Several negative and sub-lethal effects in amphibians were associated to copper exposure (Lance et al. 2013; Wang et al. 2016). For example, the toad larvae of Bufo gargarizans exposed to different concentration of copper showed clear increased mortality, inhibition of brooding development and delay in the metamorphosis process (Wang et al. 2016). Lance et al. (2013) evaluated the chronical effect of copper on the larvae and the toad embryos of Anaxyrus terrestris and concluded that spawns exposed to copper showed reduced survival. In the same way, the toad species Lithobates sphanocephalus presented low number of survival larvae when exposed to copper (Lance et al. 2012). Sub lethal effects of copper may vary and be species-specific, with different impact on the recruiting rates and lead to a decrease in the local population. In this sense, more toxicological studies are needed to better understand and detect possible lethal and sub-lethal effect patterns caused by heavy metals, including copper, in the different development stages of anurans exposed to these contaminants, as is the case of mineral coal mining areas in Brazil.

Furthermore, this work demonstrated that the composition of anurans species was affected by the number of vegetation strata and pond size. The relationship between community structure and species tolerance and the biotic/abiotic factors suggests that the niche can overlap in the multidimensional space, limiting the species coexistence inside a community (Ricklefs and Schluter 1995). Relationship between structural characteristics of the environment and its use by anurans has been a matter of intense investigation over decades (Campos and Vaz-Silva 2010; De Fonseca and Jocqué 1982; Prado and Pombal 2005), thus strengthening the hypothesis that species composition depends on the vegetation structure (Peltzer et al. 2006; Vasconcelos et al. 2009) and on the size of reproduction sites (e.g., Iop et al. 2012). Thus, the influence of vegetation and pond area on the composition of species may be related to the availability of sources such as shelter, reproductive sites and food availability. Larger ponds with a greater number of micro-inhabitants will possibly offer better conditions to be colonized (da Silva et al. 2012; Iop et al. 2012) thus showing a greater abundance. On the other hand, other factors like competition and predation can also exert influence on the community structure (Kraus 2015; Anderson and Semlitsch 2016).
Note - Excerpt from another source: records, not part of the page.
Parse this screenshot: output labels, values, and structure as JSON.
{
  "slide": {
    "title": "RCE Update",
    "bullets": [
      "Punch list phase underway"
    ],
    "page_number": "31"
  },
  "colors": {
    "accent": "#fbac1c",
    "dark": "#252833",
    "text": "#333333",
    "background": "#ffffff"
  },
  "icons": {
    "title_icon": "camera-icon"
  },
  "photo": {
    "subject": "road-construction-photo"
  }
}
Yet, there is no consensus on how synergistic effects occur between different factors, since an isolated factor could act distinctly in different communities (Vasconcelos et al. 2009).
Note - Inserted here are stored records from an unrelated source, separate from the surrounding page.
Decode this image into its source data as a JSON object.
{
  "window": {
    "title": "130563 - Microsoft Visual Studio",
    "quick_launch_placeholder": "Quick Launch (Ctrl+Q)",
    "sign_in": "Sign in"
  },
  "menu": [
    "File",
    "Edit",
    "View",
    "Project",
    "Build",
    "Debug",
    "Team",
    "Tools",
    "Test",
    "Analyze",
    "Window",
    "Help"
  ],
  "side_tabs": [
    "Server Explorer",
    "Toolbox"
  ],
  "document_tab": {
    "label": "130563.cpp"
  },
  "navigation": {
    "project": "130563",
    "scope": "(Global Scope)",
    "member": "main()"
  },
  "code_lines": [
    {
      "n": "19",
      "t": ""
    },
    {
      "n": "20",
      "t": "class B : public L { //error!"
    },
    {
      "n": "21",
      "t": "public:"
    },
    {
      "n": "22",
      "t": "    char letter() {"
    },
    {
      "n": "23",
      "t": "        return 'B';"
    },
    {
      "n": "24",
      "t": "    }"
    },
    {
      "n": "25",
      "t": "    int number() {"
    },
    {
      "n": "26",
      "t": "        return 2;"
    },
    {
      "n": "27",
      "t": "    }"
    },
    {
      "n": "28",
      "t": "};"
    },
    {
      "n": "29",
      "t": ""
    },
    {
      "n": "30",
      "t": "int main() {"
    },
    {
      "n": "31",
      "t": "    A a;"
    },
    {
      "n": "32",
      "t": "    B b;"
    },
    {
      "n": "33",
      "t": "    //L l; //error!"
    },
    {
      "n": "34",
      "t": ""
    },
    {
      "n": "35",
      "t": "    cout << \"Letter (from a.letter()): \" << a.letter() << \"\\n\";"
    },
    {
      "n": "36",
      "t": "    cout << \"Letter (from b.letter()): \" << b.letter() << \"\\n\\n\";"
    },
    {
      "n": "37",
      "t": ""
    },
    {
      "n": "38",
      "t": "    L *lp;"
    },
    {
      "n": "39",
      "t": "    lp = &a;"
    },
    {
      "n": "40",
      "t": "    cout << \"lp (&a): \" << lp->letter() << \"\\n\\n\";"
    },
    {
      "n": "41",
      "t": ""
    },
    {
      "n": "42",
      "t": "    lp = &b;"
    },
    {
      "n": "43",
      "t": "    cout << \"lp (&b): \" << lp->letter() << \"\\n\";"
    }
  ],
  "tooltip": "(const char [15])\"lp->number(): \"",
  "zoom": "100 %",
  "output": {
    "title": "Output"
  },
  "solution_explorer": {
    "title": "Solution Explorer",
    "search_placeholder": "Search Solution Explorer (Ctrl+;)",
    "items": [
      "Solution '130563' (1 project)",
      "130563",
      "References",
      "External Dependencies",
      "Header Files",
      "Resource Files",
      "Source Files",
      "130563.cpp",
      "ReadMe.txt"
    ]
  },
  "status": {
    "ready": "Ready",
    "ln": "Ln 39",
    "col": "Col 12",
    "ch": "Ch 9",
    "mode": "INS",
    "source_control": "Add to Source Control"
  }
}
The fact that different heavy metals can lead to a variety of effects, in different degree, on the anurans fauna is well documented in some experiments (Loumbourdis et al. 1999, 2007; Brown et al. 2012; Lance et al. 2012; Dal-Medico et al. 2014; Wang et al. 2016) but it seems difficult to prove it in natural environment due to the very complex interactions existing. The composition of species in ponds under the influence of mineral coal mining activity may be a result of historical perturbations, remaining only the most tolerant towards colonization. There is a trend in biological communities to become more homogeneous in response to one or various stress agents (Petsch 2016). From the results obtained in this work it can be suggested that there is a synergistic interaction between factors and the coal mining effects on the anurans fauna of impacted ponds, which will be realized in a near future. Thus, efforts should be directed to elucidate the effects of pollutants exposure levels on the species, the understanding of sub-lethal and lethal effects of each pollutant on each species, as well as how local populations can be maintained through recruiting rates of larvae and anurans of the impacted ponds.

Conclusions

It was observed in this work that there is an influence of the coal mining activity on the physical and chemical characteristics of the ponds, which exert effects on the anuran community structure. In this way, we suggest long-term monitoring, considering individual species characteristics to understand the complexity of interactions and possible synergistic effects on species.